I obeyed the doctor who oversaw my first pregnancy, too, with a kind of reverential awe which with hindsight looks exaggerated and misplaced.
People make the same assumption sometimes in the spiritual life. They glom onto a pastor, a writer, or even a saint, and set out to obey his every directive. If the chosen guru falls into scandal or under the sway of a bad idea, they either defend him to the death, refusing to see the obvious, or else throw out the baby with the bathwater, abandoning the good along with the bad and the ugly.
I feel free to pick and choose now, and it bothers me surprisingly little when I find that someone who’s been helpful to me has objectionable ideas, too. When Dave Ramsey, whose money advice is mostly commonsensical, made a crack in which he seemed to be blaming parents of large families for their poverty, it didn’t send me heading for the hills. Marla Cilley, without whom my housekeeping skills would be 100% instead of 75% abysmal, has a sentimental streak that is wholly alien to me, but she’s still uniquely gifted at what she does. I’m not going to throw out my timer and my routines in horror just because we’re something short of kindred spirits.
I’m trying to remember why I used to take such an all-or-nothing approach, and to understand why other people do. Maybe we realize that you can’t pick and choose when it comes to truth or morality,
so we assume there's something wrong with doing so in other areas. It can seem disloyal, even if it's really not, to pick and choose when it comes to patriotism and family traditions. Maybe that fear slips in to judgment about other subjects. Maybe, too, it’s sheer inertia and fatigue, or sloth. It would certainly be easier to just locate a single leader and follow him, relieved forever after of the weight of discerning for yourself what to do, or communicating with God about your decisions.
Maybe it's insecurity and inexperience: that was me as a new mother. Or sometimes it’s an attachment, like a crush: not the romantic kind, but the fleeting excitement of believing you’ve encountered the one, unique figure who will singlehandedly lift you out of all your problems and lead you to happiness.
But at best, it's an abdication of responsibility; at worst, it can slide into idolatry.
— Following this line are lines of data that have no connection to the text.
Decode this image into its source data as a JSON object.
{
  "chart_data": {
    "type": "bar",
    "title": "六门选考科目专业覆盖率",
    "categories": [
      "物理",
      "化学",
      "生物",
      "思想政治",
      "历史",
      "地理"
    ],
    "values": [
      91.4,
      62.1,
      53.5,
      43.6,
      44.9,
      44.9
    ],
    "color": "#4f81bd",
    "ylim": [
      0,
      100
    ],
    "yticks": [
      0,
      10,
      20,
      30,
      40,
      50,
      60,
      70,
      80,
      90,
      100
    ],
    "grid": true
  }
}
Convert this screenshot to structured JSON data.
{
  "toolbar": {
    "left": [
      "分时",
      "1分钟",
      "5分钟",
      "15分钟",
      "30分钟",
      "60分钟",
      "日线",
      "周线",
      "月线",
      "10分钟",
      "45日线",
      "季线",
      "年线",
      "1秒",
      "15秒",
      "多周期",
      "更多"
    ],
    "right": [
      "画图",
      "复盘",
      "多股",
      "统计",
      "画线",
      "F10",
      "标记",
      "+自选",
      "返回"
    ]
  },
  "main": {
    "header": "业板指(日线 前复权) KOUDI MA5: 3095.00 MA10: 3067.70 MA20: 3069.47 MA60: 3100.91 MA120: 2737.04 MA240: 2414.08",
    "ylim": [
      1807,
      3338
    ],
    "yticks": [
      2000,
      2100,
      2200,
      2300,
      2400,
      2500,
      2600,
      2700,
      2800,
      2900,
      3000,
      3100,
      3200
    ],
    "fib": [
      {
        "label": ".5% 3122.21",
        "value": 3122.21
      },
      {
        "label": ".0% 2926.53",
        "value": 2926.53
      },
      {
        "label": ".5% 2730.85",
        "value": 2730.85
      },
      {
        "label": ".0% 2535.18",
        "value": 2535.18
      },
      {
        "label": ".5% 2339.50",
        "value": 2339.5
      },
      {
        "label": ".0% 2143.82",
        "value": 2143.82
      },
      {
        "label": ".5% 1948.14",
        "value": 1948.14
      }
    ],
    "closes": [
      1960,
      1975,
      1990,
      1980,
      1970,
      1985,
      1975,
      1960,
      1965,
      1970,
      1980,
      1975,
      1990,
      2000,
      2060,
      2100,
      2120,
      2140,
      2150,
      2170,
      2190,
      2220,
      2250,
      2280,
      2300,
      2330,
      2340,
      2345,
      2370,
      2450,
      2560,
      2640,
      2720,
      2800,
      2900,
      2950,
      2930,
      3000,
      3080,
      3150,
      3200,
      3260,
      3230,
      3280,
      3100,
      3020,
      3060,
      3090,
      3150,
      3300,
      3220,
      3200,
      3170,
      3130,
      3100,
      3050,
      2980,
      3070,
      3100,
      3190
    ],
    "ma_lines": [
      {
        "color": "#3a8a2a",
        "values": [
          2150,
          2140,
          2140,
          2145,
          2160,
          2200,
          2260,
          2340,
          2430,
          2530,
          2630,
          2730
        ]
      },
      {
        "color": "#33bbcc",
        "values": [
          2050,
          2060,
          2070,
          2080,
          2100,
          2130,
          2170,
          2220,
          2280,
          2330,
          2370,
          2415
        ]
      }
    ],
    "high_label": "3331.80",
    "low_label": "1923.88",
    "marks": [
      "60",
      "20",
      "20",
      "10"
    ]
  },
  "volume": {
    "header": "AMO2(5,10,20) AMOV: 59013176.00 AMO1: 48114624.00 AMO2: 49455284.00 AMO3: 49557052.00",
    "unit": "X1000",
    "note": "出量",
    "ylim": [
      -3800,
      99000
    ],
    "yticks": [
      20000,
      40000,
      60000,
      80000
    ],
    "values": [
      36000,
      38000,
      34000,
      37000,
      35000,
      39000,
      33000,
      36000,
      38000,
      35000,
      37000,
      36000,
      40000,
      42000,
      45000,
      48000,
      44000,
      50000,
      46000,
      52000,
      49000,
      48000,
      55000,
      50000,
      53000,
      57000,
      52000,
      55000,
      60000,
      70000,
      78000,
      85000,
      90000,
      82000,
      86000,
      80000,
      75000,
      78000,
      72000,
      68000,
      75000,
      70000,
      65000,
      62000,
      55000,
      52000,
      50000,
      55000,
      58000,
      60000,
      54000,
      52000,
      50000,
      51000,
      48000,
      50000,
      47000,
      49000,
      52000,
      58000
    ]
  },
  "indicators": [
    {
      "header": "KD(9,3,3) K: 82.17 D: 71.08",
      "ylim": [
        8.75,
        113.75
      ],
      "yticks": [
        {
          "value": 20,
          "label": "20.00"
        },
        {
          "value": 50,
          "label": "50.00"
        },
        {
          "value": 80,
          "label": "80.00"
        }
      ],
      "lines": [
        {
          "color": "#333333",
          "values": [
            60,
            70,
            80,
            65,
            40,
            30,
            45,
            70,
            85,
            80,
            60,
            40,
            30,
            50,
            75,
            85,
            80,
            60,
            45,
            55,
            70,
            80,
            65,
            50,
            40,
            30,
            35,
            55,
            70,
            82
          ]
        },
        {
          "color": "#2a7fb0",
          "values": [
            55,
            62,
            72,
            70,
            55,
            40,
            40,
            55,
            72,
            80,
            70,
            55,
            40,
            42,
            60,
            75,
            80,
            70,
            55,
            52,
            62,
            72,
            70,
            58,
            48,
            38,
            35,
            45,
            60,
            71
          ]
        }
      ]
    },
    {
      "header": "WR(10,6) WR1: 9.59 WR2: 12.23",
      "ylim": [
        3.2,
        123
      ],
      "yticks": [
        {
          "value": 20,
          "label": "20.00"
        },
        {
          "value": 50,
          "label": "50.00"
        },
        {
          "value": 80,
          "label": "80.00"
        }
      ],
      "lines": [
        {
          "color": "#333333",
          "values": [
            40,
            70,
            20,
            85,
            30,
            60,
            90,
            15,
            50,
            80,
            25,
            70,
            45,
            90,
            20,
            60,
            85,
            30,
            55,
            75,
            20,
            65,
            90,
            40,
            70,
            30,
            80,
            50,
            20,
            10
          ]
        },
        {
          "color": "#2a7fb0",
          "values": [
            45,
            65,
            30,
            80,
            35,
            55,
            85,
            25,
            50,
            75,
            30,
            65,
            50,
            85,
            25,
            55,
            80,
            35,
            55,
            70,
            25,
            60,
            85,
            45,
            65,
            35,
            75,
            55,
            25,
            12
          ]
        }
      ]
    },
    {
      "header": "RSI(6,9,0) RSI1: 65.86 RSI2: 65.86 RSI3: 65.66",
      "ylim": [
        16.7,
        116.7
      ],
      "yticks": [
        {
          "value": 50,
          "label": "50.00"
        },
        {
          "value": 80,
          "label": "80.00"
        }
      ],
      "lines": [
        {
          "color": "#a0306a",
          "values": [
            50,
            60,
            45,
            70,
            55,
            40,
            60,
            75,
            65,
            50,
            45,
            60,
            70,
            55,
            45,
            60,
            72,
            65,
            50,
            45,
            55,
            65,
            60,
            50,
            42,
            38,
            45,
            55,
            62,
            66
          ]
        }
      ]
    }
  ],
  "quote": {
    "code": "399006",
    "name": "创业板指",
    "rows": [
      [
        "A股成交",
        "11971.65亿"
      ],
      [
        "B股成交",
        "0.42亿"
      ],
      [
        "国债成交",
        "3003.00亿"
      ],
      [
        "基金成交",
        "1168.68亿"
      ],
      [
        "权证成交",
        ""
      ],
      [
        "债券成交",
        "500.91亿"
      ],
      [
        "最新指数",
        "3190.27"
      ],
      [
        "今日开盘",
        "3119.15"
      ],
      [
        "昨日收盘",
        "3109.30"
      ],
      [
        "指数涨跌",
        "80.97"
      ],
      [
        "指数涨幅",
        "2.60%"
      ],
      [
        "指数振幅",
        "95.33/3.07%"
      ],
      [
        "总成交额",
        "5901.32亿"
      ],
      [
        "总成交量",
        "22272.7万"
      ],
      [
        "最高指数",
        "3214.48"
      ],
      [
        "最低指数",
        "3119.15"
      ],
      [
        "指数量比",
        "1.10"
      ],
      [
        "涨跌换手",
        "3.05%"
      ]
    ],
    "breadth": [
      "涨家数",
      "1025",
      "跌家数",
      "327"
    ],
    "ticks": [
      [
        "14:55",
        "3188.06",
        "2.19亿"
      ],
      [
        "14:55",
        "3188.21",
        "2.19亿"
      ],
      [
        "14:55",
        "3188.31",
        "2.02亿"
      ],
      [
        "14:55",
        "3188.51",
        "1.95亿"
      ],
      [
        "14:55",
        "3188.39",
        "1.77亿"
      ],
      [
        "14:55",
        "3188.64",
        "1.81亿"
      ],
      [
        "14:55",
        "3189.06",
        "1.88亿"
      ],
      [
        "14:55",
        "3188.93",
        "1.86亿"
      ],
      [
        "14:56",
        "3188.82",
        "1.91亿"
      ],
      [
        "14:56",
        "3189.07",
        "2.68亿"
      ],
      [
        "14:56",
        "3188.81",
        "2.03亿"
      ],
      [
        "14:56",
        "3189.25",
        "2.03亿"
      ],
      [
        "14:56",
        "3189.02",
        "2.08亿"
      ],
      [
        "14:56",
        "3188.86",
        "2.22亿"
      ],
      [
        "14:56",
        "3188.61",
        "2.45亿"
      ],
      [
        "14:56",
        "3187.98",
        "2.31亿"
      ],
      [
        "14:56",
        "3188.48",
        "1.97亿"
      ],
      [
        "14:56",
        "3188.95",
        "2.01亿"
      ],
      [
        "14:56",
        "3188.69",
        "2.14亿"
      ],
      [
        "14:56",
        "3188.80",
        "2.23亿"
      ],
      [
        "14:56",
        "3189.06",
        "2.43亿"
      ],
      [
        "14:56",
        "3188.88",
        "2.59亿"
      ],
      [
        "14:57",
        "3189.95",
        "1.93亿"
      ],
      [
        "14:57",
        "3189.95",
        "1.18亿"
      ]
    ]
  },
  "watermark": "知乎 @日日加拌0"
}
The world needs mentors, and it needs heroes to admire, but it's better off without gurus.
Comments (1)
Gary Gibson
Nov 9, 2014 5:42pm
A very good observation, Devra - one that most of us have to learn (again and again). I absolutely love the music of Keith Green, whose anti-Catholic sentiments surprised most of my Christian and Catholic friends alike. I said "I buy his music, not his theology". Every human being has something good to offer us - even if they are heretics or "anti" something important to us. It takes many of us a long time to realize that we have the capacity to sort out the things that other people present to us. Take what is good and leave the rest.